I'd held off on reading Bruce Catton's books for a while, because they're kind of old. I was worried that they'd be dated, compared to newer materials that are available. Now I wonder why I waited so long! Catton won a Pulitzer for a reason, he's a great writer! He conveys the problems of the day really well, and does an excellent job of putting the reader in the mindset of the people who were making the important decisions back in the 1860s. Catton's writing style is compelling and dramatic, without going overboard, and I think he would hold the attention of readers who aren't Civil War buffs, as well as those that are. He also manages to make a sound criticism of McClellan, while also being fairly sympathetic to him. A fine balancing act. It's also nice to read Civil War history from a Northern perspective, as there's still too much Lost Cause and Neo-Lost Cause material out there.
—Andrew

Well i just loved this book, not because it seems to be the definitive work on the civil war, a great bibliography, superb footnotes and fantastic anecdotes, but this kind of stuff is just really fascinating to me.

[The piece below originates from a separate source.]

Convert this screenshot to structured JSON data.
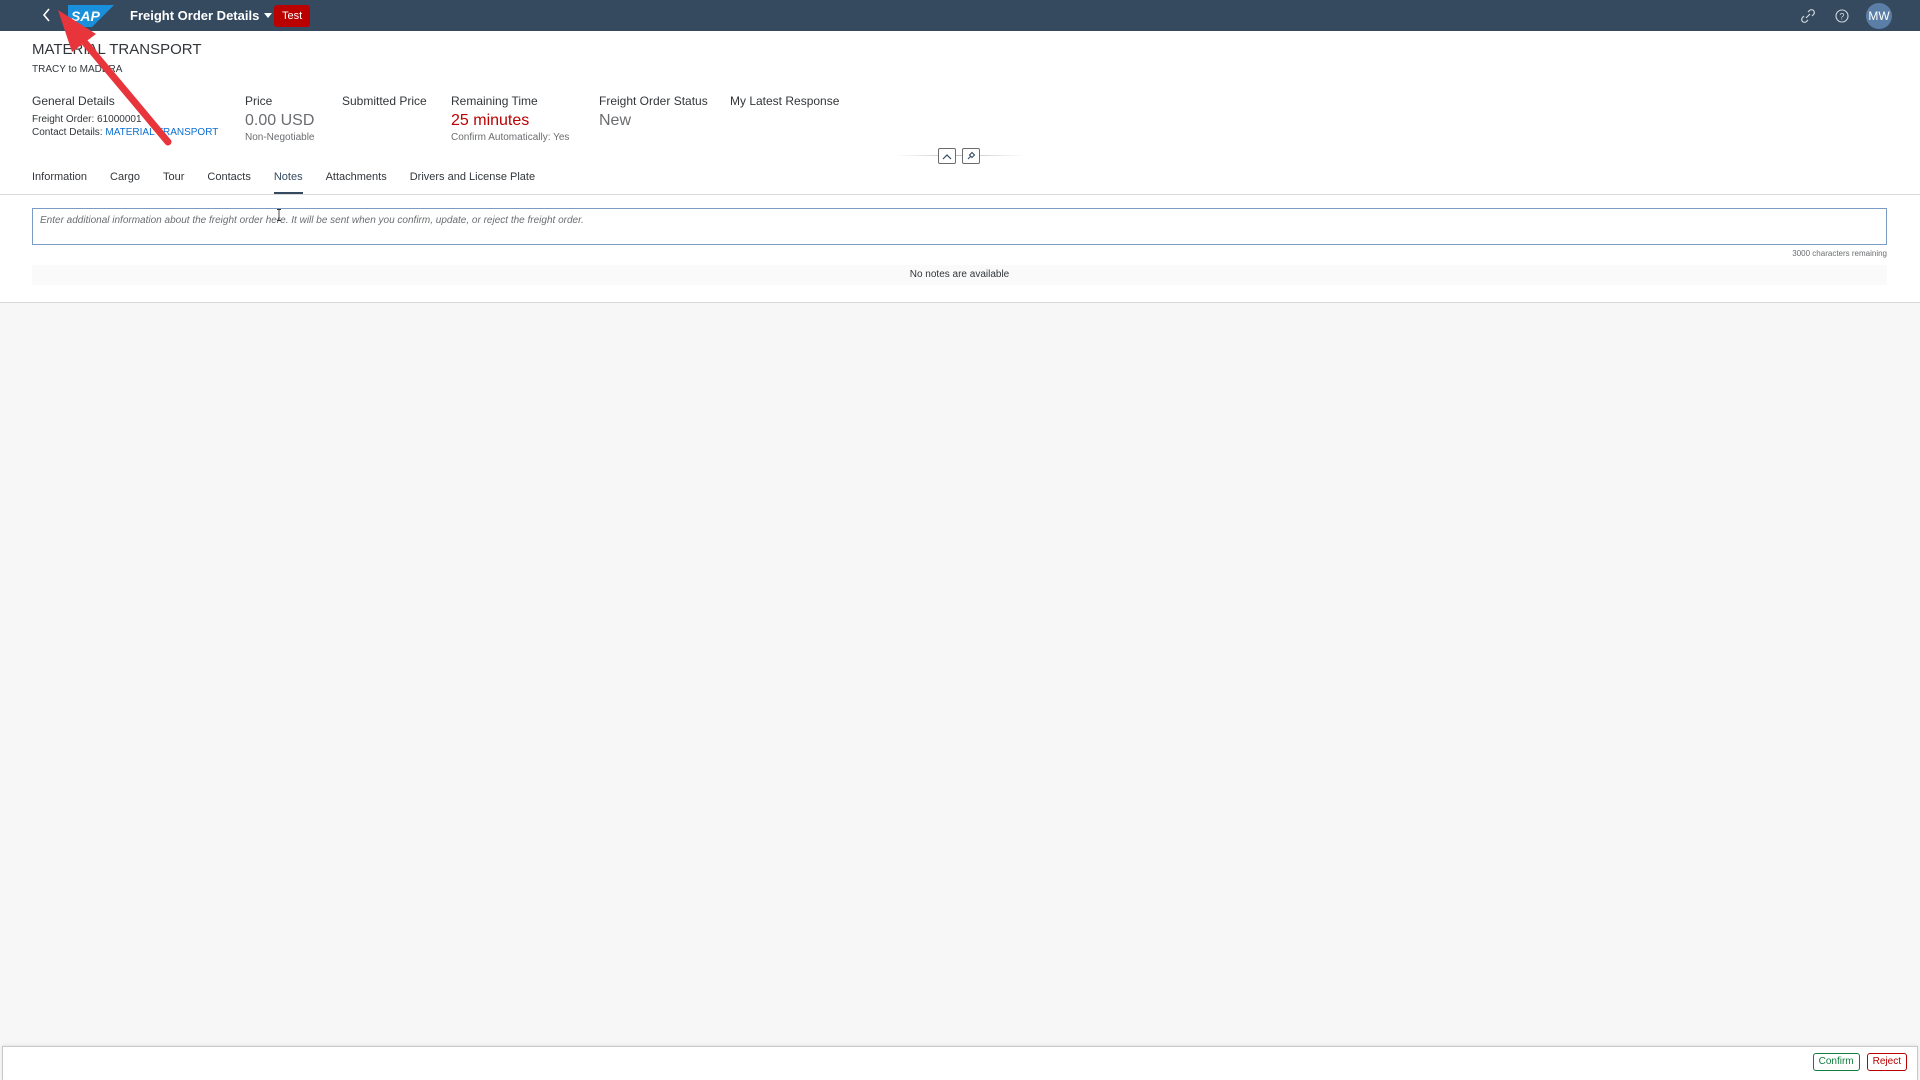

I think for its time (1950's), it is very well researched and just really compacted with relevant data and story lines. Caton follows the Army of the potomac from the end of the first battle at Manasses to the end of Antietem and McClellans end."Antietem was just a disparaging succession of missed opportunities". Catton has a flair for understatement. I did have to read this book with an Atlas, but that's the way it is.I can't wait for Volumes II and III to find out who wins.
—Dan

The rating for this book really doesn't reflect the degree to which I enjoyed reading it. I've read a lot of American Civil War related books and this definitely has something to offer interested readers, but it is also the most unevenly written book I have encountered. The author is particularly skilled -- outstanding even -- at presenting narrative vignettes surrounding historical events, such as battles. Unlike, Stephen Ambrose, for instance, whose work I have read, seemed like a middle schooler during a book report rushing through index cards he had pieced together of bits and pieces of information he had come upon, this author comes close at times to getting his vignette gems to nearly outshine the major events to which they are attached. He's like the best campfire story teller ever in that regard. He falters somewhat when he starts to get philosophical about events and personalities, not always justifying his positions or stating them clearly. In many regards, he is the ultimate Civil War history buff. Extremely well versed (much of this book assumes a certain level of prior knowledge by the reader on the subjects he discusses), he has positions to take, but I don't think he reaches the level of academician in all he proposes. Most odd about the book is the way the author jumps around and about several early battles, Bull Run, Ball's Bluff, the Seven Days, Second Bull Run, without ever going into much, if any, depth, and then, almost out of nowhere, he dives head first into the battle of Antietam, oozing with detail. What made the other battles so insignificant to not deserve more detail? Finally, it should be said that the books title is inappropriate. Very little is discussed about how the Army of the Potomac is "Mr. Lincoln's Army", not to mention the fact that there were multiple Union armies for which Lincoln was Commander in Chief, while this book is all about General McClellan's army, and that's what it should have been called.